For a static personal site, anything more than this is over-engineering.
The build process
The migration itself was surprisingly quick. GitHub Copilot did a lot of the heavy lifting - scaffolding components, generating Tailwind utility classes, wiring up content collections. The AI-assisted workflow meant I could focus on design decisions and content rather than boilerplate.
The site structure is clean:
src/pages/- Astro pages (home, resume, blog listing, blog post detail, 404)src/components/- reusable Astro components (Hero, BlogCard, Breadcrumb, Footer)src/content/blog/- Markdown blog posts with type-safe schemassrc/layouts/- base layout with meta tags, fonts, and global styles
Every blog post is a .md file with frontmatter. No CMS, no database, no admin panel. I write in my editor, commit, push, and it’s live. The workflow I always wanted.
What I gained
Full ownership. The source code is on GitHub. The content is in Markdown files I control. If GitHub Pages disappeared tomorrow, I could deploy the same dist/ folder to Cloudflare Pages, Netlify, or an S3 bucket in minutes.

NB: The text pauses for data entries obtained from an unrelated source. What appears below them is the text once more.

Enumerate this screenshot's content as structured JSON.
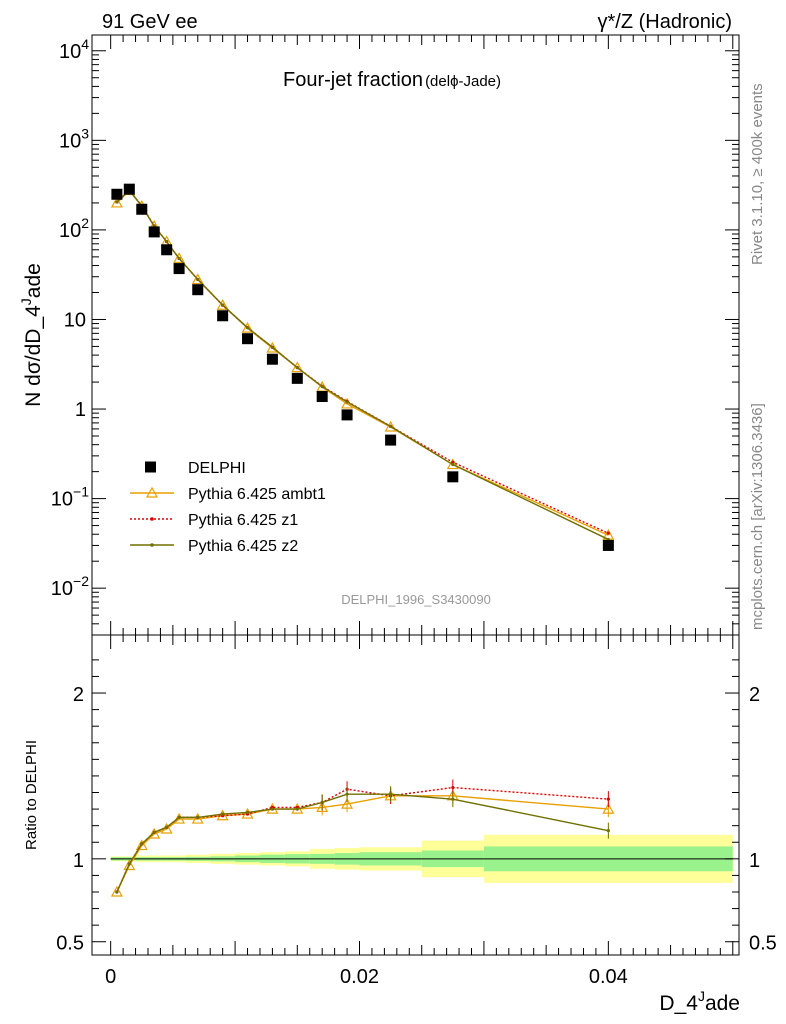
{
  "header": {
    "left": "91 GeV ee",
    "right": "γ*/Z (Hadronic)"
  },
  "side_labels": {
    "rivet": "Rivet 3.1.10, ≥ 400k events",
    "mcplots": "mcplots.cern.ch [arXiv:1306.3436]"
  },
  "chart_data": [
    {
      "type": "scatter",
      "title_main": "Four-jet fraction",
      "title_sub": "(delϕ-Jade)",
      "ylabel": "N dσ/dD_4^Jade",
      "ylabel_parts": {
        "main": "N dσ/dD_4",
        "sup": "J",
        "tail": "ade"
      },
      "yscale": "log",
      "ylim": [
        0.003,
        15000
      ],
      "xlim": [
        -0.0015,
        0.0505
      ],
      "yticks": [
        {
          "value": 0.01,
          "base": "10",
          "exp": "−2"
        },
        {
          "value": 0.1,
          "base": "10",
          "exp": "−1"
        },
        {
          "value": 1,
          "base": "1",
          "exp": ""
        },
        {
          "value": 10,
          "base": "10",
          "exp": ""
        },
        {
          "value": 100,
          "base": "10",
          "exp": "2"
        },
        {
          "value": 1000,
          "base": "10",
          "exp": "3"
        },
        {
          "value": 10000,
          "base": "10",
          "exp": "4"
        }
      ],
      "watermark": "DELPHI_1996_S3430090",
      "legend_position": "bottom-left",
      "series": [
        {
          "name": "DELPHI",
          "style": "data",
          "color": "#000000",
          "x": [
            0.0005,
            0.0015,
            0.0025,
            0.0035,
            0.0045,
            0.0055,
            0.007,
            0.009,
            0.011,
            0.013,
            0.015,
            0.017,
            0.019,
            0.0225,
            0.0275,
            0.04
          ],
          "y": [
            250,
            285,
            170,
            95,
            60,
            37,
            21.5,
            11,
            6.1,
            3.6,
            2.2,
            1.38,
            0.86,
            0.45,
            0.175,
            0.03
          ]
        },
        {
          "name": "Pythia 6.425 ambt1",
          "style": "triangle",
          "color": "#e8a000",
          "x": [
            0.0005,
            0.0015,
            0.0025,
            0.0035,
            0.0045,
            0.0055,
            0.007,
            0.009,
            0.011,
            0.013,
            0.015,
            0.017,
            0.019,
            0.0225,
            0.0275,
            0.04
          ],
          "y": [
            200,
            275,
            184,
            110,
            74,
            48,
            27.9,
            14.4,
            8.0,
            4.8,
            2.9,
            1.76,
            1.14,
            0.63,
            0.24,
            0.039
          ]
        },
        {
          "name": "Pythia 6.425 z1",
          "style": "dotted",
          "color": "#dd0000",
          "x": [
            0.0005,
            0.0015,
            0.0025,
            0.0035,
            0.0045,
            0.0055,
            0.007,
            0.009,
            0.011,
            0.013,
            0.015,
            0.017,
            0.019,
            0.0225,
            0.0275,
            0.04
          ],
          "y": [
            205,
            278,
            186,
            111,
            74,
            48,
            28.0,
            14.4,
            8.1,
            4.9,
            2.9,
            1.8,
            1.22,
            0.64,
            0.255,
            0.041
          ]
        },
        {
          "name": "Pythia 6.425 z2",
          "style": "solid",
          "color": "#707000",
          "x": [
            0.0005,
            0.0015,
            0.0025,
            0.0035,
            0.0045,
            0.0055,
            0.007,
            0.009,
            0.011,
            0.013,
            0.015,
            0.017,
            0.019,
            0.0225,
            0.0275,
            0.04
          ],
          "y": [
            205,
            276,
            185,
            110,
            74,
            48,
            28.0,
            14.5,
            8.1,
            4.9,
            2.9,
            1.78,
            1.2,
            0.64,
            0.24,
            0.035
          ]
        }
      ]
    },
    {
      "type": "line",
      "ylabel": "Ratio to DELPHI",
      "xlabel": "D_4^Jade",
      "xlabel_parts": {
        "main": "D_4",
        "sup": "J",
        "tail": "ade"
      },
      "ylim": [
        0.42,
        2.35
      ],
      "xlim": [
        -0.0015,
        0.0505
      ],
      "yticks": [
        {
          "value": 0.5,
          "label": "0.5"
        },
        {
          "value": 1,
          "label": "1"
        },
        {
          "value": 2,
          "label": "2"
        }
      ],
      "xticks": [
        {
          "value": 0,
          "label": "0"
        },
        {
          "value": 0.02,
          "label": "0.02"
        },
        {
          "value": 0.04,
          "label": "0.04"
        }
      ],
      "bands": [
        {
          "x0": 0.0,
          "x1": 0.002,
          "inner": 0.01,
          "outer": 0.015
        },
        {
          "x0": 0.002,
          "x1": 0.004,
          "inner": 0.01,
          "outer": 0.02
        },
        {
          "x0": 0.004,
          "x1": 0.006,
          "inner": 0.01,
          "outer": 0.02
        },
        {
          "x0": 0.006,
          "x1": 0.008,
          "inner": 0.012,
          "outer": 0.025
        },
        {
          "x0": 0.008,
          "x1": 0.01,
          "inner": 0.015,
          "outer": 0.03
        },
        {
          "x0": 0.01,
          "x1": 0.012,
          "inner": 0.02,
          "outer": 0.035
        },
        {
          "x0": 0.012,
          "x1": 0.014,
          "inner": 0.025,
          "outer": 0.04
        },
        {
          "x0": 0.014,
          "x1": 0.016,
          "inner": 0.028,
          "outer": 0.045
        },
        {
          "x0": 0.016,
          "x1": 0.018,
          "inner": 0.03,
          "outer": 0.06
        },
        {
          "x0": 0.018,
          "x1": 0.02,
          "inner": 0.035,
          "outer": 0.065
        },
        {
          "x0": 0.02,
          "x1": 0.025,
          "inner": 0.04,
          "outer": 0.07
        },
        {
          "x0": 0.025,
          "x1": 0.03,
          "inner": 0.05,
          "outer": 0.11
        },
        {
          "x0": 0.03,
          "x1": 0.05,
          "inner": 0.075,
          "outer": 0.145
        }
      ],
      "series": [
        {
          "name": "Pythia 6.425 ambt1",
          "style": "triangle",
          "color": "#e8a000",
          "x": [
            0.0005,
            0.0015,
            0.0025,
            0.0035,
            0.0045,
            0.0055,
            0.007,
            0.009,
            0.011,
            0.013,
            0.015,
            0.017,
            0.019,
            0.0225,
            0.0275,
            0.04
          ],
          "y": [
            0.8,
            0.96,
            1.08,
            1.15,
            1.18,
            1.24,
            1.24,
            1.26,
            1.27,
            1.3,
            1.3,
            1.31,
            1.33,
            1.38,
            1.38,
            1.3
          ]
        },
        {
          "name": "Pythia 6.425 z1",
          "style": "dotted",
          "color": "#dd0000",
          "x": [
            0.0005,
            0.0015,
            0.0025,
            0.0035,
            0.0045,
            0.0055,
            0.007,
            0.009,
            0.011,
            0.013,
            0.015,
            0.017,
            0.019,
            0.0225,
            0.0275,
            0.04
          ],
          "y": [
            0.8,
            0.97,
            1.09,
            1.16,
            1.19,
            1.25,
            1.25,
            1.26,
            1.27,
            1.31,
            1.31,
            1.34,
            1.42,
            1.38,
            1.43,
            1.36
          ]
        },
        {
          "name": "Pythia 6.425 z2",
          "style": "solid",
          "color": "#707000",
          "x": [
            0.0005,
            0.0015,
            0.0025,
            0.0035,
            0.0045,
            0.0055,
            0.007,
            0.009,
            0.011,
            0.013,
            0.015,
            0.017,
            0.019,
            0.0225,
            0.0275,
            0.04
          ],
          "y": [
            0.8,
            0.97,
            1.09,
            1.16,
            1.19,
            1.25,
            1.25,
            1.27,
            1.28,
            1.3,
            1.3,
            1.34,
            1.39,
            1.39,
            1.36,
            1.17
          ]
        }
      ]
    }
  ]
}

Performance. The site loads almost instantly. Zero JavaScript on most pages. Global Lighthouse scores come in at 88–93 for performance across six regions, with 100 for Best Practices and SEO, zero total blocking time, and just 62 kB transferred over 5 requests. See the full Lighthouse report.
Creative freedom. The dark theme with the green accent colour, the card-based layouts, the responsive hero with social icons - all built exactly how I envisioned them. Try getting that level of control from a no-code builder.
A proper blog. Markdown files, version-controlled, with tags, dates, and descriptions. No more fighting a WYSIWYG editor that mangles my formatting.
Cost savings. From a monthly subscription to $0/month. The domain registration is the only ongoing cost.
The takeaway
If you’re a developer hosting your personal site on a no-code platform, ask yourself: why? The tools available today - Astro, Tailwind, GitHub Pages, Copilot - make it trivially easy to build something better, faster, and cheaper than what any drag-and-drop builder can offer. You get full control, better performance, and a site that actually represents your craft.
Fingertip served its purpose. But for a software engineer, there’s something deeply satisfying about a personal site that’s just code, content, and a deploy pipeline. No middleman. No compromises.